Так случилось однажды, что на трое суток зарядил окаянный бескрайний дождь, фараон промок, в разбитых ботинках хлюпал он по тропе, ведущей к скорбному дому от станции. Нес коробочку конфет «Клюква в сахарной пудре» — развернувшие сомнительную деятельность кооперативы одно время наперебой взялись сыпать сахар на клюкву; клюква стоила дорого, но надо же было развлечь учителя чем-то неординарным, да конфеты и заговорены были, обшептаны.
Дождик? Ладно, переживем, беда только, что рядом сын, Антонин: увязался, упросил взять с собой.
И идут они рядом, школьник-сын и отец. Отцу трудно идти, тропа скользкая, шлепнулся. Встал Яша — сначала на четвереньки, потом во весь рост; пытался счистить со штанов налипшую грязь, водил по штанам ладонями, грязь от этого только впитывалась в набрякшую потертую ткань.
Когда Яша, опираясь на худенькое плечо Антонина, доковылял до окошка «Прием передач», оно было уже закрыто. Он пытался стучать, затем стал барабанить неистово; и откуда-то сбоку появился пьяноватый верзила в синем халате. Посмотрел на Антонина, взгляд тяжелый поднял на Якова-Тутанхамона.
— Ты что барабанишь?
— Да вот,— окрысился Яков-Тутанхамон,— передача больному.
Оглядел детинушка фараона, небритого, грязненького, рыкнул:
— В темпе вали отсюдова!
Шли обратно отец и сын, доставали из коробочки клюкву, сосали.
Уж не знаю, как и кому, а мне бурные ласки Скорбящей Матери не пришлись по душе.
Отвердитель у Лианы еще не растворился как следует; обнимая ее, я чувствовал под рукою металл.
— Понимаю, милый; все-все понимаю,— лепетала Лиана.— Тебе, может быть, и неприятно, даже противно, но ты верь, что на самом-то деле я совсем не бетонная...— хохотала,— Я совсем не бетонная, я живая, я очень люблю тебя, ничего мне не надо, поверь, только руки твои... только губы... Ты целуй меня, ты не бойся... Ты делай со мной, что хочешь!
И сквозь пленку как бы бетона светилось тело — тело женщины, внушившей себе, что любит.
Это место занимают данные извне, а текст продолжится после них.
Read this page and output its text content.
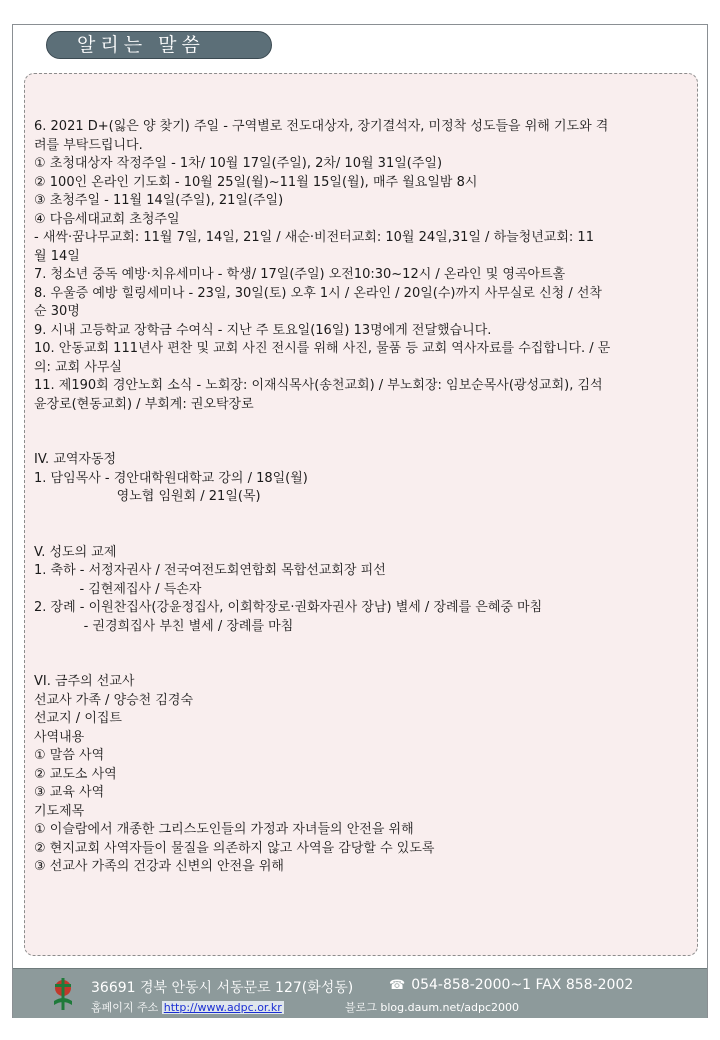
알리는 말씀
6. 2021 D+(잃은 양 찾기) 주일 - 구역별로 전도대상자, 장기결석자, 미정착 성도들을 위해 기도와 격
려를 부탁드립니다.
① 초청대상자 작정주일 - 1차/ 10월 17일(주일), 2차/ 10월 31일(주일)
② 100인 온라인 기도회 - 10월 25일(월)~11월 15일(월), 매주 월요일밤 8시
③ 초청주일 - 11월 14일(주일), 21일(주일)
④ 다음세대교회 초청주일
- 새싹·꿈나무교회: 11월 7일, 14일, 21일 / 새순·비전터교회: 10월 24일,31일 / 하늘청년교회: 11
월 14일
7. 청소년 중독 예방·치유세미나 - 학생/ 17일(주일) 오전10:30~12시 / 온라인 및 영곡아트홀
8. 우울증 예방 힐링세미나 - 23일, 30일(토) 오후 1시 / 온라인 / 20일(수)까지 사무실로 신청 / 선착
순 30명
9. 시내 고등학교 장학금 수여식 - 지난 주 토요일(16일) 13명에게 전달했습니다.
10. 안동교회 111년사 편찬 및 교회 사진 전시를 위해 사진, 물품 등 교회 역사자료를 수집합니다. / 문
의: 교회 사무실
11. 제190회 경안노회 소식 - 노회장: 이재식목사(송천교회) / 부노회장: 임보순목사(광성교회), 김석
윤장로(현동교회) / 부회계: 권오탁장로
IV. 교역자동정
1. 담임목사 - 경안대학원대학교 강의 / 18일(월)
영노협 임원회 / 21일(목)
V. 성도의 교제
1. 축하 - 서정자권사 / 전국여전도회연합회 목합선교회장 피선
- 김현제집사 / 득손자
2. 장례 - 이원찬집사(강윤정집사, 이회학장로·권화자권사 장남) 별세 / 장례를 은혜중 마침
- 권경희집사 부친 별세 / 장례를 마침
VI. 금주의 선교사
선교사 가족 / 양승천 김경숙
선교지 / 이집트
사역내용
① 말씀 사역
② 교도소 사역
③ 교육 사역
기도제목
① 이슬람에서 개종한 그리스도인들의 가정과 자녀들의 안전을 위해
② 현지교회 사역자들이 물질을 의존하지 않고 사역을 감당할 수 있도록
③ 선교사 가족의 건강과 신변의 안전을 위해
36691 경북 안동시 서동문로 127(화성동)	☎ 054-858-2000~1 FAX 858-2002
홈페이지 주소 http://www.adpc.or.kr	블로그 blog.daum.net/adpc2000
Поутру Лиана по-русалочьи шумно плескалась в душе. Вышла свеженькой, бодрою. Хохотала:
— Это надо же, Владимир Ильич да Скорбящую трахнул! Рассказать — не поверят. Понимаю, трудно было тебе со мной. Но и ты не подарочек. Никогда меня памятники не трахали, да еще и такие идейные, вожди мирового пролетариата, основоположники первого в мире социалистического государства... Я теперь как бы Крупская, да? Или Инесса Арманд? — Пила кофе, отламывала маленькими кусочками печенье.— Нет, я Нина Андреева. Даже больше, чем Нина Андреева, ей такое и во сне привидеться не могло бы. Хранить ленинские принципы — это абстрактно, одни слова, а я дальше пошла...
На прощание Лиана подставила щеку:
— Целуй, милый, отвердитель я уже смыла дочиста. Хорошо нам было с тобой.
Оглянулась в поисках зеркала. Не нашла: никак не обзаведусь им, почему-то откладываю.
— В Гегеля посмотрись,— бросил я.
— В Гегеля? Это как же?
— А так. Видишь, Гегель, «Лекции по эстетике» за стеклом. Переплет у диалектика черный, я тебе сейчас стекло протру, будет вроде бы зеркало, смотрись хоть до вечера.
— Нет, до вечера не могу. А хотела бы! Ах, да что там, мало ли чего мы хотели бы!..
В коридорчик вышла — помахала рукой.
В УМЭ смятение.
1 сентября начинается не ритуальной приветственной речью Frau Rot, обращенной к вновь поступившим, а стихийно возникшей тусовкой: митинг не митинг, так что-то...
Все студенты в вестибюле не умещаются: тесно. Забрались повыше, толкутся на верхней балюстраде, облепили лестницу. Часть вообще кейфует на улице: слоняются, курят, переругиваются лениво, греясь на остывающем солнышке первого осеннего дня.